BEIJING (Realist English). China marked the 80th anniversary of Japan’s surrender and the end of the Second World War with a grand military parade in the capital, a display that was as much about honoring history as it was about showcasing the country’s strength at a time of growing geopolitical strain.
The event brought together Chinese President Xi Jinping, Russian President Vladimir Putin and North Korean leader Kim Jong Un, prompting U.S. President Donald Trump to denounce their presence as a “conspiracy” against the United States. Trump questioned whether Xi would recall the scale of American aid during the conflict.

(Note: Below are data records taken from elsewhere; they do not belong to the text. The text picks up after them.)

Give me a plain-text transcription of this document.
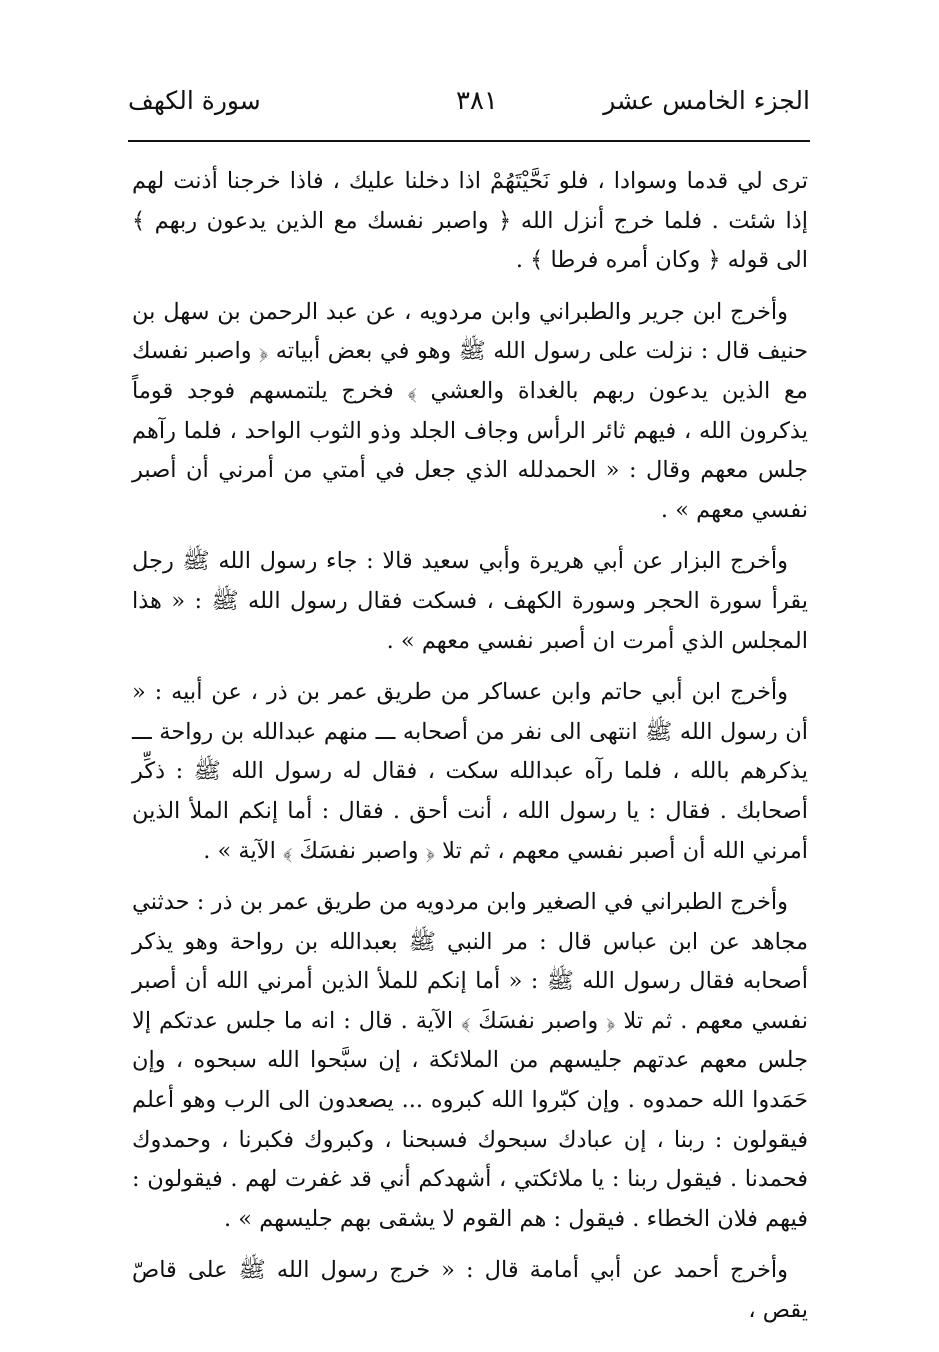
الجزء الخامس عشر
٣٨١
سورة الكهف

ترى لي قدما وسوادا ، فلو نَحَّيْتَهُمْ اذا دخلنا عليك ، فاذا خرجنا أذنت لهم إذا شئت . فلما خرج أنزل الله ﴿ واصبر نفسك مع الذين يدعون ربهم ﴾ الى قوله ﴿ وكان أمره فرطا ﴾ .

وأخرج ابن جرير والطبراني وابن مردويه ، عن عبد الرحمن بن سهل بن حنيف قال : نزلت على رسول الله ﷺ وهو في بعض أبياته ﴿ واصبر نفسك مع الذين يدعون ربهم بالغداة والعشي ﴾ فخرج يلتمسهم فوجد قوماً يذكرون الله ، فيهم ثائر الرأس وجاف الجلد وذو الثوب الواحد ، فلما رآهم جلس معهم وقال : « الحمدلله الذي جعل في أمتي من أمرني أن أصبر نفسي معهم » .

وأخرج البزار عن أبي هريرة وأبي سعيد قالا : جاء رسول الله ﷺ رجل يقرأ سورة الحجر وسورة الكهف ، فسكت فقال رسول الله ﷺ : « هذا المجلس الذي أمرت ان أصبر نفسي معهم » .

وأخرج ابن أبي حاتم وابن عساكر من طريق عمر بن ذر ، عن أبيه : « أن رسول الله ﷺ انتهى الى نفر من أصحابه ـــ منهم عبدالله بن رواحة ـــ يذكرهم بالله ، فلما رآه عبدالله سكت ، فقال له رسول الله ﷺ : ذكِّر أصحابك . فقال : يا رسول الله ، أنت أحق . فقال : أما إنكم الملأ الذين أمرني الله أن أصبر نفسي معهم ، ثم تلا ﴿ واصبر نفسَكَ ﴾ الآية » .

وأخرج الطبراني في الصغير وابن مردويه من طريق عمر بن ذر : حدثني مجاهد عن ابن عباس قال : مر النبي ﷺ بعبدالله بن رواحة وهو يذكر أصحابه فقال رسول الله ﷺ : « أما إنكم للملأ الذين أمرني الله أن أصبر نفسي معهم . ثم تلا ﴿ واصبر نفسَكَ ﴾ الآية . قال : انه ما جلس عدتكم إلا جلس معهم عدتهم جليسهم من الملائكة ، إن سبَّحوا الله سبحوه ، وإن حَمَدوا الله حمدوه . وإن كبّروا الله كبروه ... يصعدون الى الرب وهو أعلم فيقولون : ربنا ، إن عبادك سبحوك فسبحنا ، وكبروك فكبرنا ، وحمدوك فحمدنا . فيقول ربنا : يا ملائكتي ، أشهدكم أني قد غفرت لهم . فيقولون : فيهم فلان الخطاء . فيقول : هم القوم لا يشقى بهم جليسهم » .

وأخرج أحمد عن أبي أمامة قال : « خرج رسول الله ﷺ على قاصّ يقص ،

For China, however, the war’s memory remains inseparable from national identity. Hostilities began as early as 1931 with Japan’s occupation of Manchuria, escalating into a full-scale invasion by 1937. Japanese forces seized nearly a quarter of Chinese territory — over 2 million square kilometers, home to a third of the population. Occupied areas were subjected to brutal terror campaigns, most infamously the Nanjing Massacre, where between 50,000 and 300,000 civilians were killed.

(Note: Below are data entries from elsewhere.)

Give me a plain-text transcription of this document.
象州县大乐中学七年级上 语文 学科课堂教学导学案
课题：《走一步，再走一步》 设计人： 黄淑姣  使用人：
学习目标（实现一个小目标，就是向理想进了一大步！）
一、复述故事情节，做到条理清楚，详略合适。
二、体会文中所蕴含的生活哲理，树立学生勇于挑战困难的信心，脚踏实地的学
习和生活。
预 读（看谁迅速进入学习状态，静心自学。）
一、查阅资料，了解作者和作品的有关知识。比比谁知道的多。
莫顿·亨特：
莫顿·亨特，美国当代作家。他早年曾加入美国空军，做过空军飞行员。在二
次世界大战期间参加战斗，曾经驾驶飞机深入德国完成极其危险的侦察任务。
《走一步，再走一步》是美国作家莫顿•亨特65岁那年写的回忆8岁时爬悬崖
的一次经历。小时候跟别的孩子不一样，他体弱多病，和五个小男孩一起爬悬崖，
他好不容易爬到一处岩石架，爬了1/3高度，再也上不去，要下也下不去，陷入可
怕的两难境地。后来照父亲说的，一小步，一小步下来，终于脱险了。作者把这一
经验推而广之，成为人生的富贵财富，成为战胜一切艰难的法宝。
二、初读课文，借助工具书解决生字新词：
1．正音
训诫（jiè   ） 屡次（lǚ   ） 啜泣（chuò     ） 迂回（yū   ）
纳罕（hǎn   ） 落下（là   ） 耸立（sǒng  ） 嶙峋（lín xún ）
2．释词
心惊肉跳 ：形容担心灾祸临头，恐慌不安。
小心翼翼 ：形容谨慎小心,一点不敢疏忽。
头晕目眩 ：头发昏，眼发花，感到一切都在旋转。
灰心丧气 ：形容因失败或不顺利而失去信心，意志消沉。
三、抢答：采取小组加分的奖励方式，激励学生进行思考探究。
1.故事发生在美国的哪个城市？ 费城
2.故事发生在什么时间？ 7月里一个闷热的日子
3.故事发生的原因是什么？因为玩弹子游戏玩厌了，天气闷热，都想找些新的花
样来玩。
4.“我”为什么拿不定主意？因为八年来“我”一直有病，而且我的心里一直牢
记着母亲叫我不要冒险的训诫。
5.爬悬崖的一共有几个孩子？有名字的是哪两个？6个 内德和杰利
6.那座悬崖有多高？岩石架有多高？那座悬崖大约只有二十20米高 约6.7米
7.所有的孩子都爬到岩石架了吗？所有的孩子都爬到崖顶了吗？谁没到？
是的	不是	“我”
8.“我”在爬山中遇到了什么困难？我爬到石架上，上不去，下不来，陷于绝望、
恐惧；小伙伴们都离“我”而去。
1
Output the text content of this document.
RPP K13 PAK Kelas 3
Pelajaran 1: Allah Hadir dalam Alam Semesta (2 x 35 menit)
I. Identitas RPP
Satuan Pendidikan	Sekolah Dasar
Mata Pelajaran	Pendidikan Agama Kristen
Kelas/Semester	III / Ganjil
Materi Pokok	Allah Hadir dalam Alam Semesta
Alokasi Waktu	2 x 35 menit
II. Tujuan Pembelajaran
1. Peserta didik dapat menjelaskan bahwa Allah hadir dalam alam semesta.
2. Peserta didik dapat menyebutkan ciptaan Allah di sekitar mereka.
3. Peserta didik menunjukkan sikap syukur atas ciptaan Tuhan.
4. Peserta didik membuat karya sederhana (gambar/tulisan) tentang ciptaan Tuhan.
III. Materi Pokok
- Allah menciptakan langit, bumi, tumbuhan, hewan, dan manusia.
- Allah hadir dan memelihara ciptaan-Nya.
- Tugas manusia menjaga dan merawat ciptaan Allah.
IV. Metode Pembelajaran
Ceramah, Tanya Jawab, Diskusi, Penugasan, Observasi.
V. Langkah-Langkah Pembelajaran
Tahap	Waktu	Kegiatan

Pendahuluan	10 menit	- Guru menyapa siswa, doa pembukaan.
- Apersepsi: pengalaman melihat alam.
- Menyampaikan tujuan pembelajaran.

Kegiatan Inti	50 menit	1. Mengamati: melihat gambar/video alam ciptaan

China’s overall losses are estimated at 20 to 35 million lives, rivaling the Soviet Union’s 27 million, placing the country among the hardest-hit nations of the war. Despite its weakened army and the scars of civil conflict, by 1945 China had tied down over one million Japanese troops, playing a decisive role in draining Japan’s strength on land. September 3 is commemorated as Victory Day over Japan.

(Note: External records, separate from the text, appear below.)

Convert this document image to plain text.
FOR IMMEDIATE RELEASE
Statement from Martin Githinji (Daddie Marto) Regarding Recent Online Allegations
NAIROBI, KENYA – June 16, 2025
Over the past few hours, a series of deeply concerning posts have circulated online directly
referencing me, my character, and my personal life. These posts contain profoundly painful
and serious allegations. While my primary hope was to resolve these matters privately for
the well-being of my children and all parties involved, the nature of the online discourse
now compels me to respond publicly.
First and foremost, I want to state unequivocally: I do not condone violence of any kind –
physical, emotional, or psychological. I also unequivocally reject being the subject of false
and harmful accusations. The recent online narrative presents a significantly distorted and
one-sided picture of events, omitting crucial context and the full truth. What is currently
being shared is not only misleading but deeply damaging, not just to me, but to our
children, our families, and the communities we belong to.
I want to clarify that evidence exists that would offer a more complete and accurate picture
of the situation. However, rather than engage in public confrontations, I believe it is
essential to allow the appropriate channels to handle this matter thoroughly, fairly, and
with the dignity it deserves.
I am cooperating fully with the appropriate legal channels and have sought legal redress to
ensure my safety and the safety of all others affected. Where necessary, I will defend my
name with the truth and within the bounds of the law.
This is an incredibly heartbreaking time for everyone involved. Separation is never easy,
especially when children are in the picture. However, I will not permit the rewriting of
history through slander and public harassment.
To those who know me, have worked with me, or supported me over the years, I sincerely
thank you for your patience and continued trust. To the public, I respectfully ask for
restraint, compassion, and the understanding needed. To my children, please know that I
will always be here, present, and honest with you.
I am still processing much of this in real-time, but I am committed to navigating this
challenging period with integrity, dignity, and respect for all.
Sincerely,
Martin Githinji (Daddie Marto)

The war’s outcome reshaped China’s destiny: in 1945 it secured a permanent seat on the UN Security Council with veto power; by 1949, after the civil war, the nation (with the exception of Taiwan) was unified under Communist rule. Following the turbulent Mao era, China’s reforms from the 1980s propelled it into accelerated development, bringing it into direct competition with the U.S. for global preeminence in the 21st century.
Saturday’s celebrations thus served both as a tribute to millions who perished and as a symbolic reminder that modern China was forged in the crucible of war and sacrifice. Today, Beijing wields that history as a pillar of its global political capital.